- Valuing a business relies on some established rules of thumb.Robert Kirk/Photodisc/Getty Images
Determining the value of a business is not an exact science. However, the process relies on several generally accepted principles of valuation that serve as rules of thumb. In order to buy or sell a business at its fair market price, it's important to retain a professional business valuation expert. - Value your business now, even if you have no plans to sell it, advises small business consultancy SCORE. If you want the business to survive beyond its current ownership, effective planning for a transition of ownership requires an accurate valuation that is kept current.
- Understand how the Internal Revenue Service values a business, says SCORE. The fair market value (FMV) is the price a buyer will pay a seller when both parties are fully informed and under no pressure to act, reports SCORE. Although the value of your business might be presented in a price range, the wider the range the less reliable the valuation -- and the more likely it will get extra scrutiny from a prospective buyer.
- Learn the rules for so-called "earnings multipliers." The earnings multiplier is the best method for valuing a business, according to BizBuySell. The key consideration is which earnings to multiply. For example, for a new enterprise, a sale price could be figured from its first-year earnings. For a more established company, the valuation might be based on earnings over the past 5 or 10 years.
The earnings multiplier you use will vary based on your industry and its relative degree of risk In some instances, the multiplier could be as low as two or three.

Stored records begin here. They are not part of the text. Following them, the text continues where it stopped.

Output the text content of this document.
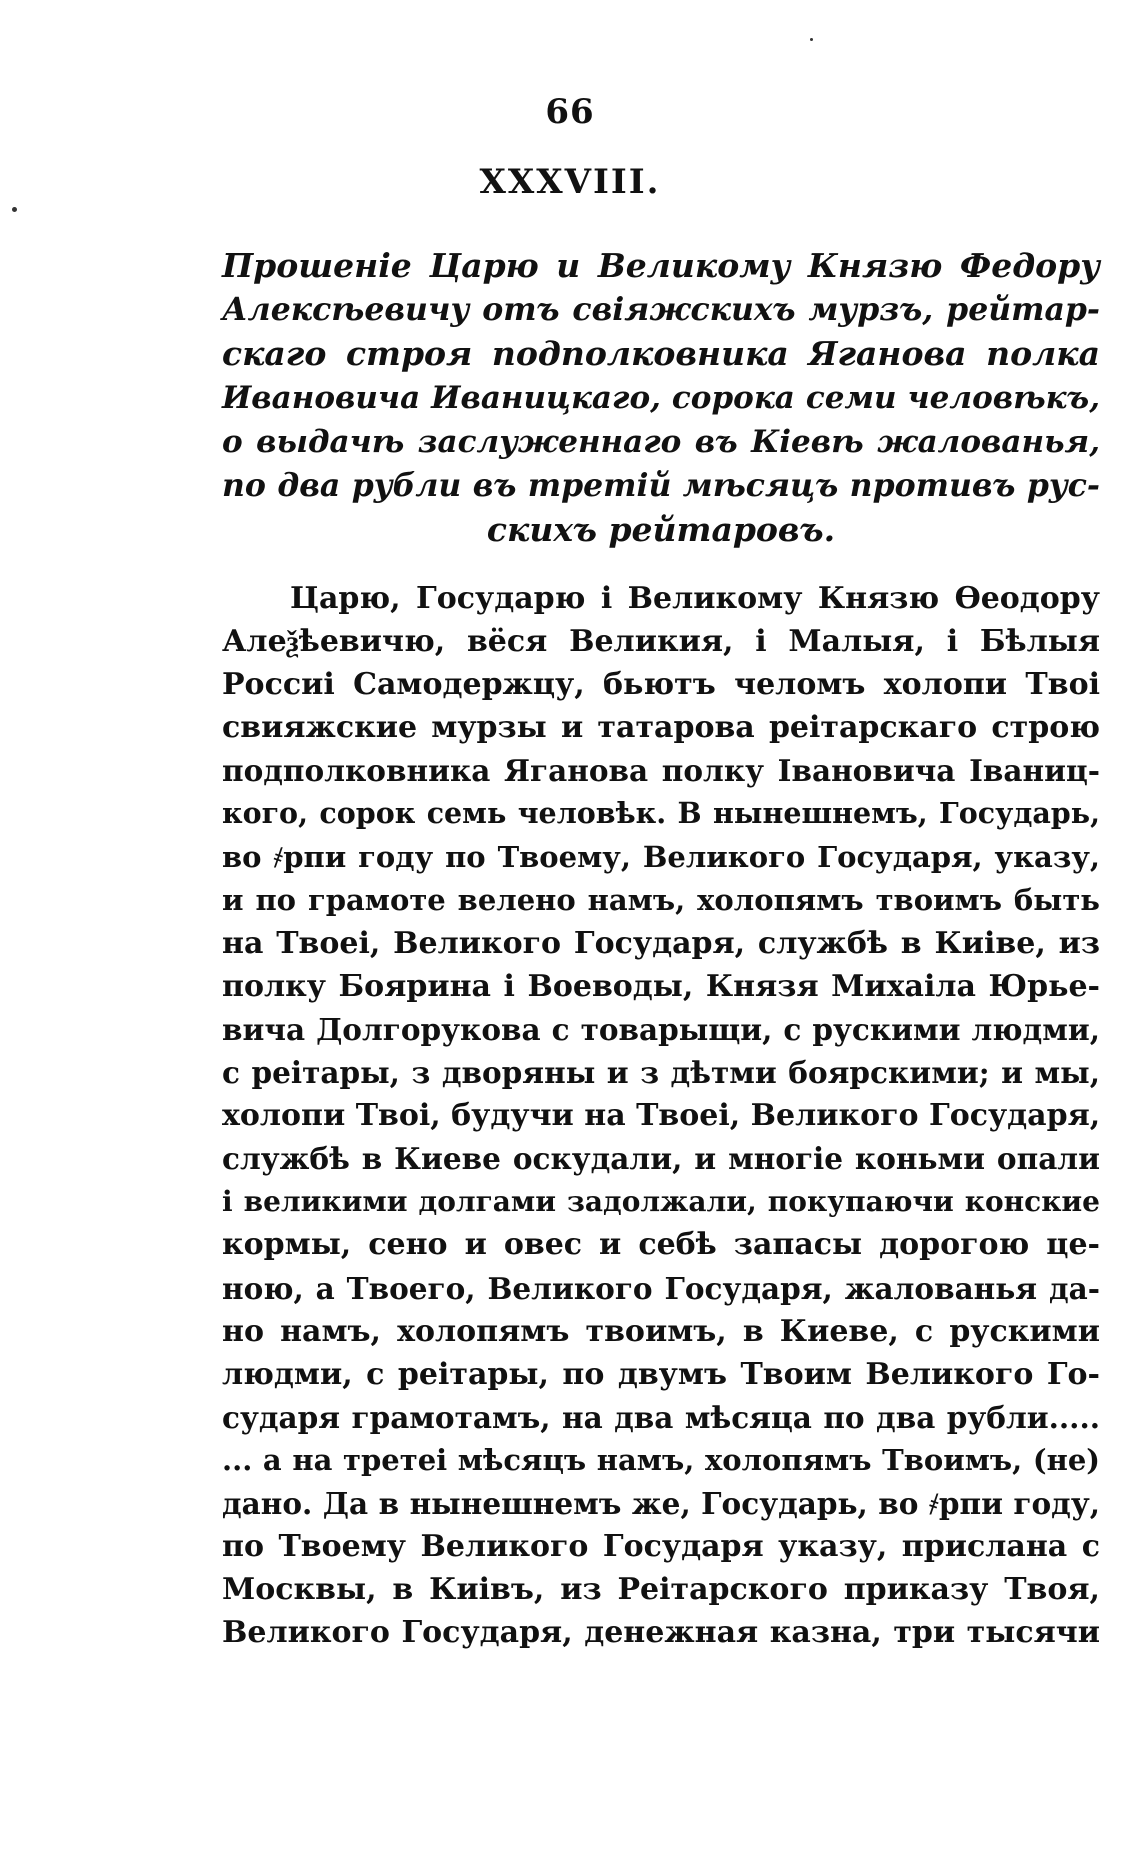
66
XXXVIII.
Прошеніе Царю и Великому Князю Федору
Алексѣевичу отъ свіяжскихъ мурзъ, рейтар-
скаго строя подполковника Яганова полка
Ивановича Иваницкаго, сорока семи человѣкъ,
о выдачѣ заслуженнаго въ Кіевѣ жалованья,
по два рубли въ третій мѣсяцъ противъ рус-
скихъ рейтаровъ.
Царю, Государю і Великому Князю Ѳеодору
Алеѯѣевичю, вёся Великия, і Малыя, і Бѣлыя
Россиі Самодержцу, бьютъ челомъ холопи Твоі
свияжские мурзы и татарова реітарскаго строю
подполковника Яганова полку Івановича Іваниц-
кого, сорок семь человѣк. В нынешнемъ, Государь,
во ҂рпи году по Твоему, Великого Государя, указу,
и по грамоте велено намъ, холопямъ твоимъ быть
на Твоеі, Великого Государя, службѣ в Киіве, из
полку Боярина і Воеводы, Князя Михаіла Юрье-
вича Долгорукова с товарыщи, с рускими людми,
с реітары, з дворяны и з дѣтми боярскими; и мы,
холопи Твоі, будучи на Твоеі, Великого Государя,
службѣ в Киеве оскудали, и многіе коньми опали
і великими долгами задолжали, покупаючи конские
кормы, сено и овес и себѣ запасы дорогою це-
ною, а Твоего, Великого Государя, жалованья да-
но намъ, холопямъ твоимъ, в Киеве, с рускими
людми, с реітары, по двумъ Твоим Великого Го-
сударя грамотамъ, на два мѣсяца по два рубли.....
... а на третеі мѣсяцъ намъ, холопямъ Твоимъ, (не)
дано. Да в нынешнемъ же, Государь, во ҂рпи году,
по Твоему Великого Государя указу, прислана с
Москвы, в Киівъ, из Реітарского приказу Твоя,
Великого Государя, денежная казна, три тысячи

In other instances, it could be as high as six to eight -- or more. In general, multipliers are higher for businesses that already have customers and revenue, as opposed to an enterprise that promises market-altering innovation, but has no customers or revenue yet. - Use "earnings before interest and taxes (EBIT)" to determine the profits from the business, according to BizBuySell. EBIT is the method that accountants typically use, so it is a widely accepted metric for calculating the real "bottom line" of any enterprise.
- Sometimes, related assets such as inventory, equipment or real estate are proposed as part of the valuation, usually by the prospective seller. The test for whether a particular asset should be included is whether it contributes directly to the generation of reported earnings. If it is required for the ongoing performance of the organization, it should be included in the business valuation.